I'd ask you all to run out and buy it, but it's pricey ($175 to you chaps, £80 for us).
It's a monumental study of industrial and product design published by Phaidon - 999 Design Classics. I researched and wrote 17 of its entries. You can see a rather swish Flash presentation about the (three volume!) project here:
http://www.phaidon.com/designclassics/designclassics.htmlAnd as a special "treat" here are some snippets of the bits I wrote: :boring:
Although it had relatives and predecessors in the US, it was a radical departure for the UK and proved instantly popular. There are many causes of this success, and many reasons the bike embedded itself so firmly as the symbol of a 1970s childhood. For a start, the UK launch by chance coincided with the release of the film Easy Rider, which glamorised and popularised the biker culture of the States, and the Chopper resembled the low-riding hogs in the film. Also, its pure difference was alluring; its geometric frame, wheel ratio, seat and handlebars were completely distinctive. But perhaps the most important factor was that it looked and felt tough – it looked as though it had been designed with more grown-up priorities than most bikes, a product of motorcycle and car design. (The gearstick was an important part of this; advertising played on how it made the Chopper more like a racing car than a bike.) It felt as though it treated kids like adults.
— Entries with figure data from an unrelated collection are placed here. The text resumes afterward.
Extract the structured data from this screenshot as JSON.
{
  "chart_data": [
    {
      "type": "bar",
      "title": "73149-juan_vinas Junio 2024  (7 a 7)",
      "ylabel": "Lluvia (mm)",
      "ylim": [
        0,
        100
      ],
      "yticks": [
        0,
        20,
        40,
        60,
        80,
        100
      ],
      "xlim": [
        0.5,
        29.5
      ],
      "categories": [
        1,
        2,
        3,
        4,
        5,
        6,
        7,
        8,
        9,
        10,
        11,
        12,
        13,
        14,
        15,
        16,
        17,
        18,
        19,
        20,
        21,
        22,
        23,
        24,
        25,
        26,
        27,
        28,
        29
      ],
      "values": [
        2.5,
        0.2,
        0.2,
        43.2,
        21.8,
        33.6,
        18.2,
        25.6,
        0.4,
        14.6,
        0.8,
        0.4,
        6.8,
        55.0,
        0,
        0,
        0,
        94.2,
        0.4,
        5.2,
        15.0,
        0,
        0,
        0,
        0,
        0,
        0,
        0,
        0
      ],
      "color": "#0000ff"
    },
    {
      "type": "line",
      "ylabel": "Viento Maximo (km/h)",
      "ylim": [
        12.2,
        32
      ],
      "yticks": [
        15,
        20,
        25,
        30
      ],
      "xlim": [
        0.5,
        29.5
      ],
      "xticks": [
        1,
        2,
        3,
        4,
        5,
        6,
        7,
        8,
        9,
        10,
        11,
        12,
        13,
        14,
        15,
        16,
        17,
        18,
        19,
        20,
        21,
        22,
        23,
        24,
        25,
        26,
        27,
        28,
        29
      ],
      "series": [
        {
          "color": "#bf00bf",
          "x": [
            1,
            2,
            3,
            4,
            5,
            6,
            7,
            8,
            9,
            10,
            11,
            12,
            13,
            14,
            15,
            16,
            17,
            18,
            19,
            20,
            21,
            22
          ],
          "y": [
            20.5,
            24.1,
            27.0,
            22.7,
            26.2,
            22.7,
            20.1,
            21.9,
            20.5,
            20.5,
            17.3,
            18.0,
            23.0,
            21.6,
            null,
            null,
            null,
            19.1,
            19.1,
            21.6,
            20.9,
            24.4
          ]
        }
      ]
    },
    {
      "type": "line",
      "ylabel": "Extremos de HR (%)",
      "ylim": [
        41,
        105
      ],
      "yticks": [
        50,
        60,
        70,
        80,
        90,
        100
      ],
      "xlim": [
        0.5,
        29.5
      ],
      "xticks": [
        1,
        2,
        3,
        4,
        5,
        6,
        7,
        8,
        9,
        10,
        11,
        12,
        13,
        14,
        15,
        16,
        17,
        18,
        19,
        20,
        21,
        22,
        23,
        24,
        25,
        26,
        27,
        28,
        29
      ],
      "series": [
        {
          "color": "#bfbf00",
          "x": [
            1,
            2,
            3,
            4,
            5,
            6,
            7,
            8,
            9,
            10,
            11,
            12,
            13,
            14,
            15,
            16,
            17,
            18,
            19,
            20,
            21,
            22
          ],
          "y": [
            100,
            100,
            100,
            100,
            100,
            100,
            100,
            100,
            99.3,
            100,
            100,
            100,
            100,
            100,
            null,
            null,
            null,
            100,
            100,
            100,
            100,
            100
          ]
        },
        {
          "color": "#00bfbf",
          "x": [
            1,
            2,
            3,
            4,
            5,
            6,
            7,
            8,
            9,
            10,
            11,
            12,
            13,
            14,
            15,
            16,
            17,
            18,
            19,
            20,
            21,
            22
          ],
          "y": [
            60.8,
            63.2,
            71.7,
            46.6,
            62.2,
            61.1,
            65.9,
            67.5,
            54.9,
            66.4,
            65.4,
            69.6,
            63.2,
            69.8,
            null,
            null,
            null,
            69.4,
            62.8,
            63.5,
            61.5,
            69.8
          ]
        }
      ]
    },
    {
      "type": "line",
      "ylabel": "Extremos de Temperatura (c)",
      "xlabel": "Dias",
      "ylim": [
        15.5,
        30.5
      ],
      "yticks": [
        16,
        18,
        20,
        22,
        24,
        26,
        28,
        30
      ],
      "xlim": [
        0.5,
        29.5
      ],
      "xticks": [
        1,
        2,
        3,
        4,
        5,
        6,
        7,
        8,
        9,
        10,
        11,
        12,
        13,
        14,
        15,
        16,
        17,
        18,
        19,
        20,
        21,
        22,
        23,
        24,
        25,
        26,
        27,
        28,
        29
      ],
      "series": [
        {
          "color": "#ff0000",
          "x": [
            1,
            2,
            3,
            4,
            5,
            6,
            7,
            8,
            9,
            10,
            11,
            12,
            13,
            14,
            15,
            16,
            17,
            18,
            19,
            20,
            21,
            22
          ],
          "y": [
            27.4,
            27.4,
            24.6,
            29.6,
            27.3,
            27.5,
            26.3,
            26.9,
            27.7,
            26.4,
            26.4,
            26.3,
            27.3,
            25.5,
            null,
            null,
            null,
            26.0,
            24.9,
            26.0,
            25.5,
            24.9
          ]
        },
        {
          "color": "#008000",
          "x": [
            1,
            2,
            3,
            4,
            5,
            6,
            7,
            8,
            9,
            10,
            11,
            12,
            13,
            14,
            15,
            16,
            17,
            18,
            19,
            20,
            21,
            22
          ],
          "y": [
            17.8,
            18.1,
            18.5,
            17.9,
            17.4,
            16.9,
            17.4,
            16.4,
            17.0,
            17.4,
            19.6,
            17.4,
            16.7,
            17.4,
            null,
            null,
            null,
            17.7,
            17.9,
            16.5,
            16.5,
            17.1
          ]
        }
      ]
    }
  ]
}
(From the story of the "Chopper" BMX)
The seasonal and recreational uses of the folding garden chair have vested in it a great deal of charm. It is as much a part of the mental image of the bank holiday weekend or seaside excursion as the ice cream or knotted handkerchief. By happy accident, it seems ideally designed for enforced relaxation. It is impossible to sit up straight in a deck chair – the seated person is forced to recline. Few useful tasks can be accomplished from a deck chair other than reading or dozing. Once you’re in a deck chair, you’re not only going to have to do very little but stretch out and watch the passing scene, you’re also going to be there for a while – they’re quite difficult to get out of. The deck chair, for all its no-nonsense roots and practicality, is the ultimate labour-saving device – a machine for maximising idleness.
(From the origins of the deck chair)
The term “tensegrity” was coined by American architect Buckminster Fuller to refer to large structures that exist in a state of perfect tensional equilibrium - the forces pushing outward from the structure are cancelled out by circumferential forces banding the structure. Pressure applied anywhere to the structure is distributed evenly through it. Fuller’s renowned geodesic domes are an obvious example of tensegrity, but the principle is so elegant that not only are these domes theoretically unlimited in size, they also have applications in nanotechnology and have been assembled on a molecular level. Whatever the scale, the same rules apply.